JOURNÉE MONDIALE DE LA FATIGUE COMPASSIONNELLE : QUAND LE CŒUR DIT STOP

On célébrait hier les infirmières. Aujourd'hui, on parle de ce qui les use de l'intérieur. La Journée mondiale de la fatigue compassionnelle, célébrée chaque 13 mai, invite à poser les yeux sur un mal méconnu, discret, mais profondément dévastateur pour les professionnels du soin.
Un épuisement qui vient du cœur
La fatigue compassionnelle aussi appelée usure de compassion est un état d'épuisement émotionnel, physique et cognitif qui survient après une exposition prolongée à la détresse d'autrui. Elle se distingue du burn-out classique car elle ne s'accompagne pas systématiquement d'un sentiment d'échec professionnel.
En clair : ce n'est pas le travail qui épuise, c'est la souffrance de l'autre que l'on porte, jour après jour, sans relâche. Les soignants affectés ne parviennent plus à entrer en empathie avec les patients ni avec leurs proches. Ils perdent leur capacité d'écoute et la capacité presque physique d'entrer en contact avec l'autre.

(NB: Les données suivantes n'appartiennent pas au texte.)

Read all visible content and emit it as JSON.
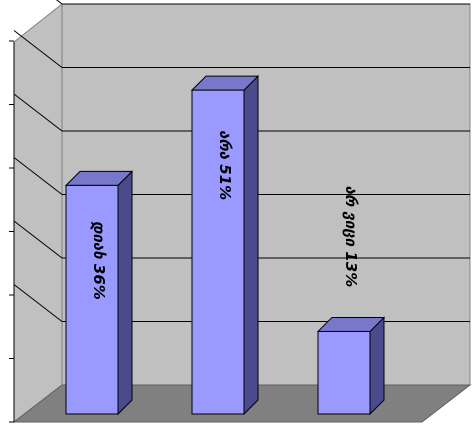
{
  "chart_data": {
    "type": "bar",
    "categories": [
      "დიახ",
      "არა",
      "არ ვიცი"
    ],
    "values": [
      36,
      51,
      13
    ],
    "labels": [
      "დიახ  36%",
      "არა  51%",
      "არ  ვიცი  13%"
    ],
    "title": "",
    "xlabel": "",
    "ylabel": "",
    "ylim": [
      0,
      60
    ],
    "grid": true,
    "bar_color": "#9999ff",
    "bar_side_color": "#4a4a8c",
    "bar_top_color": "#7777cc",
    "wall_color": "#c0c0c0",
    "floor_color": "#808080"
  }
}
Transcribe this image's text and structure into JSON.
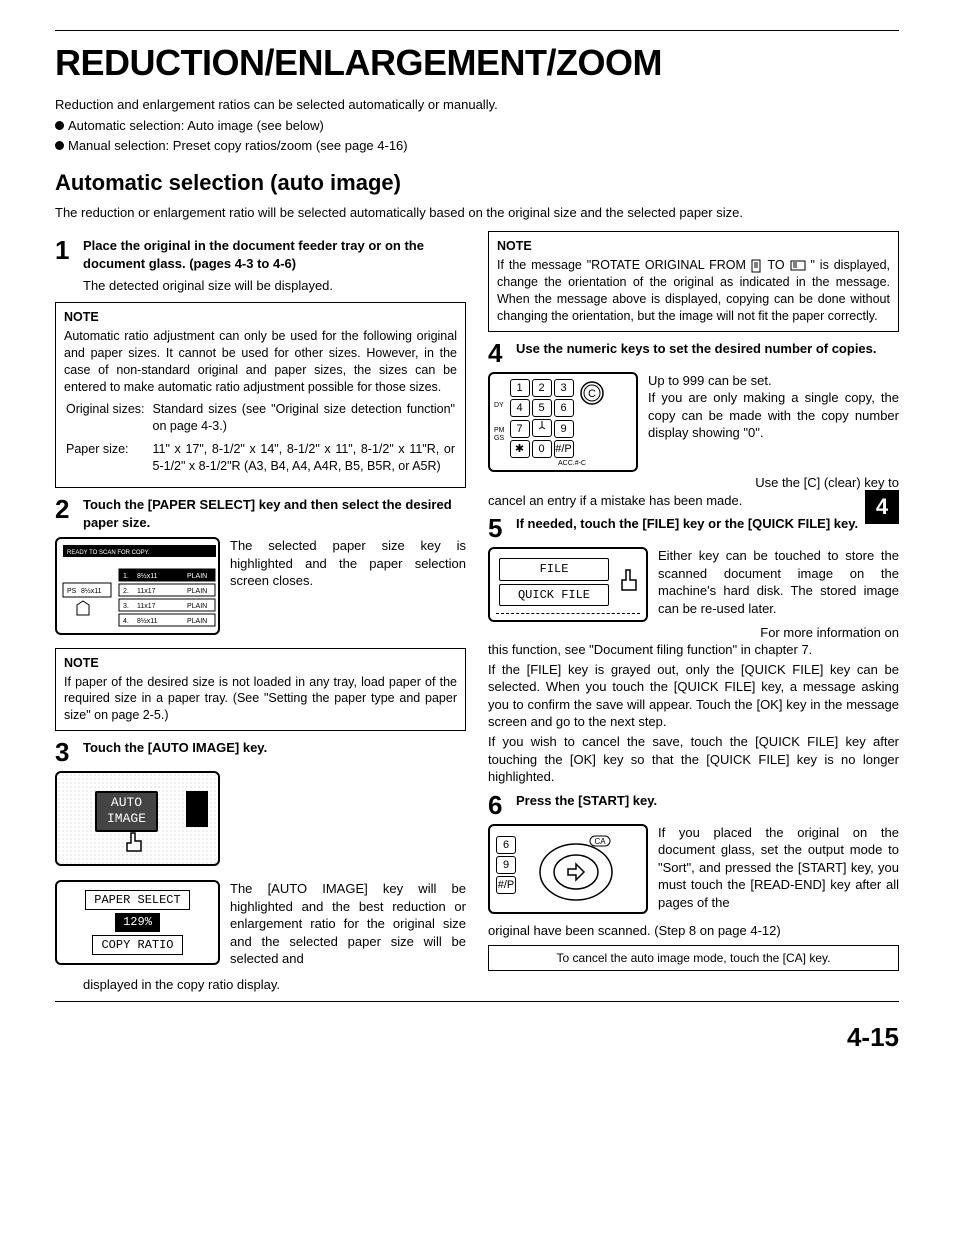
{
  "title": "REDUCTION/ENLARGEMENT/ZOOM",
  "intro": "Reduction and enlargement ratios can be selected automatically or manually.",
  "bullets": [
    "Automatic selection: Auto image (see below)",
    "Manual selection: Preset copy ratios/zoom (see page 4-16)"
  ],
  "section_heading": "Automatic selection (auto image)",
  "section_intro": "The reduction or enlargement ratio will be selected automatically based on the original size and the selected paper size.",
  "side_tab": "4",
  "page_number": "4-15",
  "left": {
    "step1": {
      "title": "Place the original in the document feeder tray or on the document glass. (pages 4-3 to 4-6)",
      "body": "The detected original size will be displayed."
    },
    "note1": {
      "head": "NOTE",
      "body": "Automatic ratio adjustment can only be used for the following original and paper sizes. It cannot be used for other sizes. However, in the case of non-standard original and paper sizes, the sizes can be entered to make automatic ratio adjustment possible for those sizes.",
      "orig_label": "Original sizes:",
      "orig_val": "Standard sizes (see \"Original size detection function\" on page 4-3.)",
      "paper_label": "Paper size:",
      "paper_val": "11\" x 17\", 8-1/2\" x 14\", 8-1/2\" x 11\", 8-1/2\" x 11\"R, or 5-1/2\" x 8-1/2\"R (A3, B4, A4, A4R, B5, B5R, or A5R)"
    },
    "step2": {
      "title": "Touch the [PAPER SELECT] key and then select the desired paper size.",
      "caption": "The selected paper size key is highlighted and the paper selection screen closes."
    },
    "note2": {
      "head": "NOTE",
      "body": "If paper of the desired size is not loaded in any tray, load paper of the required size in a paper tray. (See \"Setting the paper type and paper size\" on page 2-5.)"
    },
    "step3": {
      "title": "Touch the [AUTO IMAGE] key.",
      "auto_btn_l1": "AUTO",
      "auto_btn_l2": "IMAGE",
      "panel2_l1": "PAPER SELECT",
      "panel2_l2": "129%",
      "panel2_l3": "COPY RATIO",
      "caption": "The [AUTO IMAGE] key will be highlighted and the best reduction or enlargement ratio for the original size and the selected paper size will be selected and",
      "tail": "displayed in the copy ratio display."
    },
    "paper_screen": {
      "header": "READY TO SCAN FOR COPY.",
      "ps_label": "PS",
      "ps_size": "8½x11",
      "rows": [
        {
          "n": "1.",
          "size": "8½x11",
          "type": "PLAIN"
        },
        {
          "n": "2.",
          "size": "11x17",
          "type": "PLAIN"
        },
        {
          "n": "3.",
          "size": "11x17",
          "type": "PLAIN"
        },
        {
          "n": "4.",
          "size": "8½x11",
          "type": "PLAIN"
        }
      ]
    }
  },
  "right": {
    "note3": {
      "head": "NOTE",
      "body_a": "If the message \"ROTATE ORIGINAL FROM ",
      "body_b": " TO ",
      "body_c": "\" is displayed, change the orientation of the original as indicated in the message. When the message above is displayed, copying can be done without changing the orientation, but the image will not fit the paper correctly."
    },
    "step4": {
      "title": "Use the numeric keys to set the desired number of copies.",
      "caption": "Up to 999 can be set.\nIf you are only making a single copy, the copy can be made with the copy number display showing \"0\".",
      "tail": "Use the [C] (clear) key to",
      "tail2": "cancel an entry if a mistake has been made."
    },
    "keypad": {
      "rows": [
        [
          "1",
          "2",
          "3"
        ],
        [
          "4",
          "5",
          "6"
        ],
        [
          "7",
          "",
          "9"
        ],
        [
          "✱",
          "0",
          "#/P"
        ]
      ],
      "acc": "ACC.#-C",
      "clear": "C"
    },
    "step5": {
      "title": "If needed, touch the [FILE] key or the [QUICK FILE] key.",
      "file_btn": "FILE",
      "qfile_btn": "QUICK FILE",
      "caption": "Either key can be touched to store the scanned document image on the machine's hard disk. The stored image can be re-used later.",
      "tail": "For more information on",
      "p2": "this function, see \"Document filing function\" in chapter 7.",
      "p3": "If the [FILE] key is grayed out, only the [QUICK FILE] key can be selected. When you touch the [QUICK FILE] key, a message asking you to confirm the save will appear. Touch the [OK] key in the message screen and go to the next step.",
      "p4": "If you wish to cancel the save, touch the [QUICK FILE] key after touching the [OK] key so that the [QUICK FILE] key is no longer highlighted."
    },
    "step6": {
      "title": "Press the [START] key.",
      "sidekeys": [
        "6",
        "9",
        "#/P"
      ],
      "ca": "CA",
      "caption": "If you placed the original on the document glass, set the output mode to \"Sort\", and pressed the [START] key, you must touch the [READ-END] key after all pages of the",
      "tail": "original have been scanned. (Step 8 on page 4-12)"
    },
    "cancel_box": "To cancel the auto image mode, touch the [CA] key."
  }
}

À l'origine, ce concept est issu des sciences infirmières. Il décrit un épuisement lié à l'exposition prolongée à la détresse d'autrui, se manifestant par des symptômes comme la colère, la dépression ou l'apathie. Ce n'est pas un manque de vocation. C'est le prix de trop d'humanité donnée, sans filet de protection.
Qui est touché ?
La fatigue compassionnelle touche principalement les professionnels de la relation d'aide, mais peut également concerner toute personne confrontée de manière répétée à la douleur ou au mal-être d'autrui. Infirmières, médecins, travailleurs sociaux, psychologues, aidants familiaux… personne n'est à l'abri.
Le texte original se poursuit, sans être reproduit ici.